Area 2: Education at the Crossroads: Pagan, Jewish, and Christian Discourses in Late Antiquity

  • 2.1. Meta-religious andragogics??
  • Paideia forms a meeting ground for late antique intellectuals regardless of their religious affiliation. On both the Christian and the pagan side, there are attempts at overcoming resp. ignoring the borders between religious groups and at proposing a common denominator of ethical and religious principles. I analyse these attempts and their impact on the formation of late antique intellectual identites. The point of departure is the still understudied figure of Themistios, to be followed by other authors such as Libanios, Synesios or Ammianus Marcellinus.

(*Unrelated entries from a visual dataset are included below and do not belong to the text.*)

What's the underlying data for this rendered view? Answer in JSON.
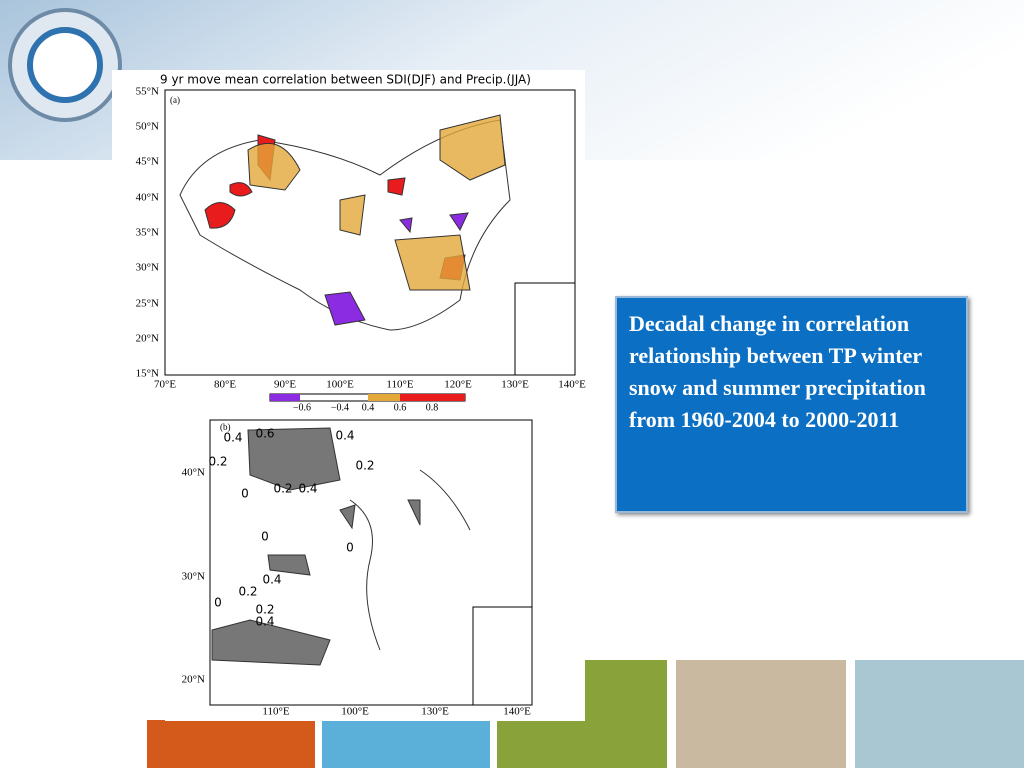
{
  "map_a": {
    "title": "9 yr move mean correlation between SDI(DJF) and Precip.(JJA)",
    "panel_label": "(a)",
    "lat_labels": [
      "55°N",
      "50°N",
      "45°N",
      "40°N",
      "35°N",
      "30°N",
      "25°N",
      "20°N",
      "15°N"
    ],
    "lon_labels": [
      "70°E",
      "80°E",
      "90°E",
      "100°E",
      "110°E",
      "120°E",
      "130°E",
      "140°E"
    ],
    "colorbar_labels": [
      "−0.6",
      "−0.4",
      "0.4",
      "0.6",
      "0.8"
    ]
  },
  "map_b": {
    "panel_label": "(b)",
    "lat_labels": [
      "40°N",
      "30°N",
      "20°N"
    ],
    "lon_labels": [
      "110°E",
      "100°E",
      "130°E",
      "140°E"
    ],
    "contour_labels": [
      "0.4",
      "0.6",
      "0.4",
      "0.2",
      "0.2",
      "0.2",
      "0.4",
      "0",
      "0",
      "0.4",
      "0.2",
      "0",
      "0.2",
      "0.4",
      "0"
    ]
  },
  "text_box": "Decadal change in correlation relationship between TP winter snow and summer precipitation from 1960-2004 to 2000-2011"
}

  • 2.2. Religious education
  • A further focus of my research are the various forms of religious education in late antiquity. How are religions transmitted and taught? Is there an interest in developing systematic and fixed structures of religious education? Under what circumstances does knowledge about religion become an issue? I study modes of religious education in philosophical circles, or discuss the existence and relevance of religious role models for pagan ‘holy’ or ‘divine’ women, a field where significant differences can be traced between Christian and pagan discourses. The philosophical biography as a medium of religious and philosophical education is another focus of my research. Another crucial question is the relationship between teaching and ritual in the phase of incorporation of new members into Christian communities.



  • 2.3. Ethics

  • Educational ideals do not emphasise only texts and doctrines but also modes of behaviour and guidelines how to live a good life and reach perfection. Together with the Jewish studies scholars R. Naiweld and E. Abate I attempt to look into this aspect of late antique education and analyse methods, ideals and theories of late antique ethical education and formation in Christian and pagan texts, comparing them with Jewish discourses. First workshops have served to develop working categories for this comparative enterprise and to discuss the role of ‘thoughts’ in Jewish and Christian ascetic texts.